Jiaying Liu

BME PhD Thesis Proposal Presentation

Date: Monday, April 17th

Time: 1:00pm

Location: EBB CHOA seminar room, Georgia Tech

Advisor: 

Dr.Krishnendu Roy 

Committee: 

Dr. M.G.Finn (Chemistry and Biochemistry)

Dr.Robert Guldberg

Dr.Ravi Kane

Dr.Susan Thomas

Title: Design and Development of Synthetic Nanoparticle Antibodies to Deplete Selected Target Cells for Cancer Immunotherapy

Abstract: 

Monoclonal antibody(mAb) treatment for cancer has been developed for over three decades and has proved its efficacy in a number of hematological malignancies and solid tumors. A handful of available mAbs (e.g.,atezolizumab) take advantage of antibody-dependent immune responses to eliminate the suppressive cells/proteins and restore anti-cancer immunity. Some other mAbs (e.g.,Trastuzumab, Rituximab), which are able to bind to cancer-associated antigens(e.g. Her2), can kill tumor targets by eliciting antibody-dependent cellular cytotoxicity/phagocytosis (ADCC/ADCP).

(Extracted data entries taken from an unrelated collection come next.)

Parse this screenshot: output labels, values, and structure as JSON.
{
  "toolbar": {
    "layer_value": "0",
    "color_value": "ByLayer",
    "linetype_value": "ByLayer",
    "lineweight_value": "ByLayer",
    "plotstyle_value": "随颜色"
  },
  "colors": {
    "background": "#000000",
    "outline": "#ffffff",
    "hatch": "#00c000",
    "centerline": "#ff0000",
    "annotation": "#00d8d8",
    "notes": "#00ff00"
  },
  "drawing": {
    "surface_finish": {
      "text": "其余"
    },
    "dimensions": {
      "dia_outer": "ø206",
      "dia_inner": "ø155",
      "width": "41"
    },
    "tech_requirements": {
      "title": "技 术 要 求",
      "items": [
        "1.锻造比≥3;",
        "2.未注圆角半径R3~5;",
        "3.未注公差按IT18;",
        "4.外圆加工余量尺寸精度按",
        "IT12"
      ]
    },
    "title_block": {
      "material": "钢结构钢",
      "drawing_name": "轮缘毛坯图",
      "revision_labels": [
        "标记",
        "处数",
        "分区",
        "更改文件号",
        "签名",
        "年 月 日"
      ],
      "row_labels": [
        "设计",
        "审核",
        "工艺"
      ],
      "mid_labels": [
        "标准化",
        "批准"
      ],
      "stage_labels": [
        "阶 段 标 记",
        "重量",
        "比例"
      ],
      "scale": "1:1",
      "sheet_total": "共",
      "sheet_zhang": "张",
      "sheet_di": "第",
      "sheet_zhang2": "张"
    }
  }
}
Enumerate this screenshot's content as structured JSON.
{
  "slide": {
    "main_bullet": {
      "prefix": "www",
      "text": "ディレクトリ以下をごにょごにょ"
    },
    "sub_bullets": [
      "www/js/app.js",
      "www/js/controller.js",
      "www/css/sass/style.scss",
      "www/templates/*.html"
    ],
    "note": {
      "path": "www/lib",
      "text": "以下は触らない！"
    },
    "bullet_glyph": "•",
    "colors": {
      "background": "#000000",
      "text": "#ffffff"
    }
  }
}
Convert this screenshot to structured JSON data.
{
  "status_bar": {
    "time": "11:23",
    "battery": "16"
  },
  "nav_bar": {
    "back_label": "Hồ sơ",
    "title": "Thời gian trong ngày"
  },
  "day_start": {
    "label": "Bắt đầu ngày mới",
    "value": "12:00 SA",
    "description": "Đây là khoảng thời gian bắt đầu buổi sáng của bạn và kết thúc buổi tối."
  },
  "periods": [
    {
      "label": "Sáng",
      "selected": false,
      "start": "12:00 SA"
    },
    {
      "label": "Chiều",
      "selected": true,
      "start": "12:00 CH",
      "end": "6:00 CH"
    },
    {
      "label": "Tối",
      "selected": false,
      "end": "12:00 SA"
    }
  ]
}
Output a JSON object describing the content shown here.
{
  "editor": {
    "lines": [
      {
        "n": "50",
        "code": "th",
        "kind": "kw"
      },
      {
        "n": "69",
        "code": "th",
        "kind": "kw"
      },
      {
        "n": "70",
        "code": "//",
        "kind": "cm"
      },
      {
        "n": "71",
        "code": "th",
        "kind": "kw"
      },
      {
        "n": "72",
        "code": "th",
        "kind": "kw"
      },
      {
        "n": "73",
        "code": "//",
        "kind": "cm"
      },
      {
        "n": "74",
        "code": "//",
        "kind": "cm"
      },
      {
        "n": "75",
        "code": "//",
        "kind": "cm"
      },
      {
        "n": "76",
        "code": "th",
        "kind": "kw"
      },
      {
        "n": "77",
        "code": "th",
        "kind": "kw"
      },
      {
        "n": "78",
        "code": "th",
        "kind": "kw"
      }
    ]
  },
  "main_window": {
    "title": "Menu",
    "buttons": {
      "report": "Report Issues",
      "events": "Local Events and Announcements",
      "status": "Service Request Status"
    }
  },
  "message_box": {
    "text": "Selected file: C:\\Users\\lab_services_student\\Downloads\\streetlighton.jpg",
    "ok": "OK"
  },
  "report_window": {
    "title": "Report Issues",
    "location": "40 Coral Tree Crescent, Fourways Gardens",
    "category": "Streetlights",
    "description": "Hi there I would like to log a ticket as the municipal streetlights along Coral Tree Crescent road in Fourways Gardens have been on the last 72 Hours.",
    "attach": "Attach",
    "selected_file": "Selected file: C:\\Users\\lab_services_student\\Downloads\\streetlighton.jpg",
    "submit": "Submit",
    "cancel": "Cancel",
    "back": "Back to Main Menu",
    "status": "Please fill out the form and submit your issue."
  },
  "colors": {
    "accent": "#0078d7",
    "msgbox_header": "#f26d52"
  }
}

However, the application of monoclonal antibodies as therapeutics is greatly limited by their complicated production procedure, high production cost as well as limited deep tissue penetration. Additionally, many important immunological targets, such as myeloid-derived suppressor cells (MDSCs) and regulatory T cells, still lack direct mAb treatments. A few types of artificial antibodies, including nanobody, minibody and peptibody, which are developed by alternation of the orignal mAb structures, achieved higher tumor-to-blood distribution ratio, but still suffer from other drawbacks associated with their production and application similar to those of mAbs. We propose to develop synthetic nanoparticle antibodies (SNAbs) , which are Janus nanoparticles multi-valently displaying both binding ligands for the selected targets and Fc-mimicking ligands that can activate Fc receptors on the immune effector cells. Our primary hypothesis is that the designed SJNAs could induce ADCC/ADCP of cellular targets efficiently both in vitro and in vivo. Investigation will be conducted on two types of SNAbs: one for MDSCs and one for Her2-expressing cancer cells. We will perform both in vitro study on Fc-receptor-mediated signaling triggered by the SNAbs as well as in vivo assessment of their therapeutic potential in murine tumor models. We believe that SNAbs can not only be a functional alternative to conventional mAbs for target cell depletion in cancer, but also possess potential advantages including simpler fabrication procedure, flexible platform and better tumor penetration.